2. Hugh didn't compare our liberation of Fallujah to the Nazi's siege of Stalingrad; or America's handling of terrorist detainees to Stalin's gulag.
1. Hugh has a massive nationwide U.S. audience (sort of like Sullivan once did); Sid is read, if at all, in a few precincts of England and Germany.
JOHN adds: Awesome job. I'll only add that Hugh is possibly the least vicious man I know. It takes a curious sort of myopia to be unable to distinguish Hugh from the appalling Sid Blumenthal.
SCOTT adds: Andrew thinks he has "hit a nerve" with his likening of Hugh Hewitt to Sidney Blumenthal. I think he has simply demonstrated once again why he has become such a crashing bore. He has also demonstrated that he isn't exactly a fair controversialist, asserting that "Powerline believes that the Iraq war has been conducted flawlessly and that the feds did a perfect job with Katrina." But, hey, he's got a column in Time, and a column in the Sunday Times of London ("the biggest Sunday circulation in the UK")!
Before we leave the subject of Hewitt versus Blumenthal, reader John Casey offers reason 10a:
Hugh wasn’t called back by a grand jury to be questioned as to why he lied in the press about his previous grand jury appearance.For an account of Blumenthal's despicable behavior in connection with his grand jury appearances, see Michael Isikoff's Slate review of Blumenthal's Clinton book: "Insidious Sid."
JOHN adds: I want to add a brief response to Andrew's characterization of his differences of opinion with us. While his comment was no doubt offhand, I do think it sheds light on where we part company.
We certainly have never written anything that suggests we think the Iraq war has been "conducted flawlessly." I don't suppose any war ever has been. But I do think that it has been conducted intelligently and successfully, and with remarkably few casualties among our military personnel. (If you doubt that last point, read this post and the bar chart that Dafydd ab Hugh has on Big Lizards,)
As to Hurricane Katrina, once again, I don't know when we ever said that the "feds did a perfect job." I doubt that any disaster relief effort has ever been perfect. What we have said is that the attacks on the federal government's performance have been long on hysteria and short on specifics, and it is not at all clear that the response to Hurricane Katrina was any slower or less effective than the responses to past natural disasters of similar magnitude. Andrew is a bright guy, so I am sure he understands the difference between "perfect" and "not obviously below average."
I was an admirer of Andrew's for a long time--in truth, I still am--but it seems to me that ever since he decided, for whatever reasons, to turn his back on the Bush administration, his writing has lacked coherence.
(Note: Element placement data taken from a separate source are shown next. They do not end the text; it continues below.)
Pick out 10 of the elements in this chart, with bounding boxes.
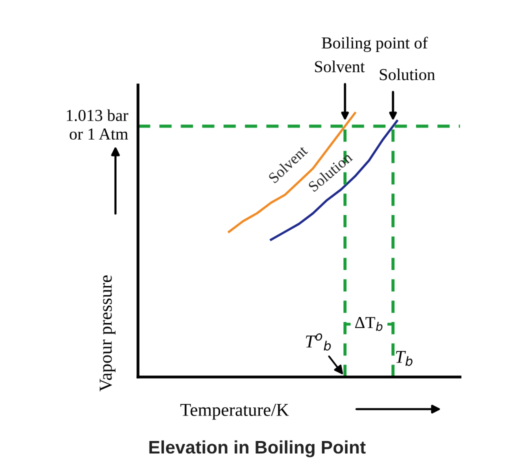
annotation: T$^{o}$$_{b}$ (306, 333, 331, 351)
y-axis-title: Vapour pressure (100, 275, 116, 392)
x-axis-title: Temperature/K (180, 404, 289, 420)
text: Elevation in Boiling Point (149, 440, 366, 458)
text: Solution (380, 68, 435, 80)
annotation: ΔT$_{b}$ (355, 317, 382, 331)
ref-line-label: 1.013 bar or 1 Atm (66, 109, 128, 140)
text: Solvent (315, 60, 365, 72)
text: Boiling point of (322, 36, 428, 52)
annotation: T$_{b}$ (396, 350, 412, 366)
PAUL adds: If anyone hit a nerve, it must have been me with the crack about Sullivan's readership (as opposed to Time Magazine's). Sullivan's dishonest reaction, to falsely state that we think the administration's conduct of the war and the Katrina relief effort has been perfect, provides a better explanation for his decline than the more general, self-congratulatory one he provides -- his attempt to "piss off" conservatives.
In any case, Sullivan got some attention today, which may have been what his cheap shot at Hugh was all about.